Working in government should be an attractive choice for digital professionals. For this, they need clear career pathways and fair pay. The government should:

  • create visible career progression routes for digital and design roles, from graduate schemes to senior leadership
  • expand and support communities of practice across all digital professions
  • review public sector pay structures to compete with the wider market, including the UK Government

These improvements don’t have to mean simply spending more. Our recommendations in this chapter propose new ways to fund digital delivery – by reducing duplication, pooling investment, and shifting from short-term procurement to long-term capability.

Where public bodies struggle to recruit or retain talent, the Welsh Government should step in – using its central role to host shared digital teams that can support multiple services across Wales.


C. Accelerate digital talent and embed leadership understanding

Transformation cannot succeed without leaders who understand it. To run modern organisations, we need modern leadership – grounded in the skills and mindsets that make digital change possible. It’s no longer acceptable for senior leaders to be unfamiliar with digital and technology.

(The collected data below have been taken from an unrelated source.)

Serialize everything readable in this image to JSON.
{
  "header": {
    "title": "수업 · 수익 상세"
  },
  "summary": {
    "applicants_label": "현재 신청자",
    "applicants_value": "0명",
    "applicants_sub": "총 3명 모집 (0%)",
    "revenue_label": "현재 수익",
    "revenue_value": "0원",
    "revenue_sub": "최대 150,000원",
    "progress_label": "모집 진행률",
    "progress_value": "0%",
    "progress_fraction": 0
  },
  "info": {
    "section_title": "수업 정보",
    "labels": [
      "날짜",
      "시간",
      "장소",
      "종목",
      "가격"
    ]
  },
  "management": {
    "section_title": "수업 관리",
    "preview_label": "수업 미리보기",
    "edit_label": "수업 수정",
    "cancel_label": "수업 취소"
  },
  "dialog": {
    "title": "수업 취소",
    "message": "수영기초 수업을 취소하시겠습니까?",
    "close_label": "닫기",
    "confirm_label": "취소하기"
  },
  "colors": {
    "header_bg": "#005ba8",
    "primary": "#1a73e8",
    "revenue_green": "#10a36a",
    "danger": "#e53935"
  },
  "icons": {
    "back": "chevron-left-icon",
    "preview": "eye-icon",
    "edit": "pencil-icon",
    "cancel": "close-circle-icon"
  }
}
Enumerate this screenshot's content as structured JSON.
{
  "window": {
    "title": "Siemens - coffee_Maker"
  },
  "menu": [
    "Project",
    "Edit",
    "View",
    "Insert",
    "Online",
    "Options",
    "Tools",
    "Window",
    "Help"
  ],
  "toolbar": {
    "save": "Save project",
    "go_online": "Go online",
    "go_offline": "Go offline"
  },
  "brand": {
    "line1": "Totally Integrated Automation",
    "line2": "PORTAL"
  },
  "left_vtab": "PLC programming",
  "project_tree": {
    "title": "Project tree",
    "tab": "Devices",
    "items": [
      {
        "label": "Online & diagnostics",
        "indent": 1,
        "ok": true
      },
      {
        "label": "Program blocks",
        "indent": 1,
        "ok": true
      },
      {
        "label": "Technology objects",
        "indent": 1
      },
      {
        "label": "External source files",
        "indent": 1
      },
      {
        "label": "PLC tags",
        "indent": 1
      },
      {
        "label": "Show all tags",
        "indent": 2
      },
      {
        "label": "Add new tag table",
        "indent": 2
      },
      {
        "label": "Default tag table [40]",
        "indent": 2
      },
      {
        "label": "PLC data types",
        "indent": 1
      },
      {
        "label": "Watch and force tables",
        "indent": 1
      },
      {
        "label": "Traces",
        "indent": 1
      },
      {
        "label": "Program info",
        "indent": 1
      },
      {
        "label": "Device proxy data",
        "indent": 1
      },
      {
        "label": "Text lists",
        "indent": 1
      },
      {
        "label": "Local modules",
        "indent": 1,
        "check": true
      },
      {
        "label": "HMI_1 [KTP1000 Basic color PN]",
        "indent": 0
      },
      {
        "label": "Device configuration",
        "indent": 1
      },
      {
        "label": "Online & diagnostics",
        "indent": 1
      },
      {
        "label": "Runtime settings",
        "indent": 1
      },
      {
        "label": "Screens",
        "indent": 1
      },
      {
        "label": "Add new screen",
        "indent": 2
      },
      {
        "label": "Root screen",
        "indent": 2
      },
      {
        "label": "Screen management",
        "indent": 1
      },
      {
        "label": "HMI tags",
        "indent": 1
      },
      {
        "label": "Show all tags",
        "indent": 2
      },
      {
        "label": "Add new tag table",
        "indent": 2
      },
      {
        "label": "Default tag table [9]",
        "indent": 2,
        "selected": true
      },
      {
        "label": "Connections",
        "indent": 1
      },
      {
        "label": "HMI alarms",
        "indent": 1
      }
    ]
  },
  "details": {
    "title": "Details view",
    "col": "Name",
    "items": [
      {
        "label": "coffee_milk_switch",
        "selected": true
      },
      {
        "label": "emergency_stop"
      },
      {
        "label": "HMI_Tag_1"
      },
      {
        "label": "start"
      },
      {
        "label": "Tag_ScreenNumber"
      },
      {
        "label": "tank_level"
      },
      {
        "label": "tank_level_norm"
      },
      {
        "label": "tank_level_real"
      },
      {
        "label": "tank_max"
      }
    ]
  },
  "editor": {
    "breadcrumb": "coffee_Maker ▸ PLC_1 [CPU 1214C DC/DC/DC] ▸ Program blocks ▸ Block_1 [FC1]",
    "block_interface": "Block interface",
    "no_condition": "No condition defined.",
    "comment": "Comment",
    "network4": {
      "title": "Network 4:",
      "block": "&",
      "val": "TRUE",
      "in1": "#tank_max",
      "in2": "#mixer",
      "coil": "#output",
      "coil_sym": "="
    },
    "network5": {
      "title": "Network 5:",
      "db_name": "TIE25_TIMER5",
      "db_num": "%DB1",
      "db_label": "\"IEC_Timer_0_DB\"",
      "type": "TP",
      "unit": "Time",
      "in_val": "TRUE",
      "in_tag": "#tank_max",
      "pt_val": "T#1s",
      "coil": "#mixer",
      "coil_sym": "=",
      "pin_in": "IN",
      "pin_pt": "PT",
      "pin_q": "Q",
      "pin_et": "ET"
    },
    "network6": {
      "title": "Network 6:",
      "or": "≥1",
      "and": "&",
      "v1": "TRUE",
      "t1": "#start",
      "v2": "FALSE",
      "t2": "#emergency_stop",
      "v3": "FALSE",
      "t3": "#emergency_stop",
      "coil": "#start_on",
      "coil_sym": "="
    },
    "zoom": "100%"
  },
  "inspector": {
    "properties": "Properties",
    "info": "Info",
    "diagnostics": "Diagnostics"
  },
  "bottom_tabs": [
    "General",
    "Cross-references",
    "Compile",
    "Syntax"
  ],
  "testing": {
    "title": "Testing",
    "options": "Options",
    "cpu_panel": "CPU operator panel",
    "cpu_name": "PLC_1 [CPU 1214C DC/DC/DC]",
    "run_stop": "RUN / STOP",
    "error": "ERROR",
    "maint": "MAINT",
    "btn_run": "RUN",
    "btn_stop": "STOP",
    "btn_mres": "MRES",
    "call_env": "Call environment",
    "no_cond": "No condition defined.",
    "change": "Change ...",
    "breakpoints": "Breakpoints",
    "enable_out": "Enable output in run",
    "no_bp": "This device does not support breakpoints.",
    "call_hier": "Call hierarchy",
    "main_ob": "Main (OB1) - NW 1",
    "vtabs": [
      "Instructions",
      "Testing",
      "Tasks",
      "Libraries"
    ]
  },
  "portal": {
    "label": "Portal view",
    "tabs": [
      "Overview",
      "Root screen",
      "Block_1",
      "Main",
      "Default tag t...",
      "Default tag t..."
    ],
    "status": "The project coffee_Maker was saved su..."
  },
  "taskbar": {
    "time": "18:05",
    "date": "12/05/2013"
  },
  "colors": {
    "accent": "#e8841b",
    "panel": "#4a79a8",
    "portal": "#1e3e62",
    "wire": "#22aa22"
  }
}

Digital leadership skills should be seen as core to public sector management. That means:

  • accelerating experienced digital talent into leadership roles across government
  • requiring every public sector organisation to have a digital leader on its executive team and a digital non-executive on its board by 2027
  • making user-centred design and modern software delivery training mandatory for all board members, executives, and the top tiers of organisational management

The Chief Digital Officer for Wales should be the Head of Profession for digital and technology across the whole of the public sector. They should have a mandate to bring leadership across organisations together to redesign cross-cutting services and deliver improvements.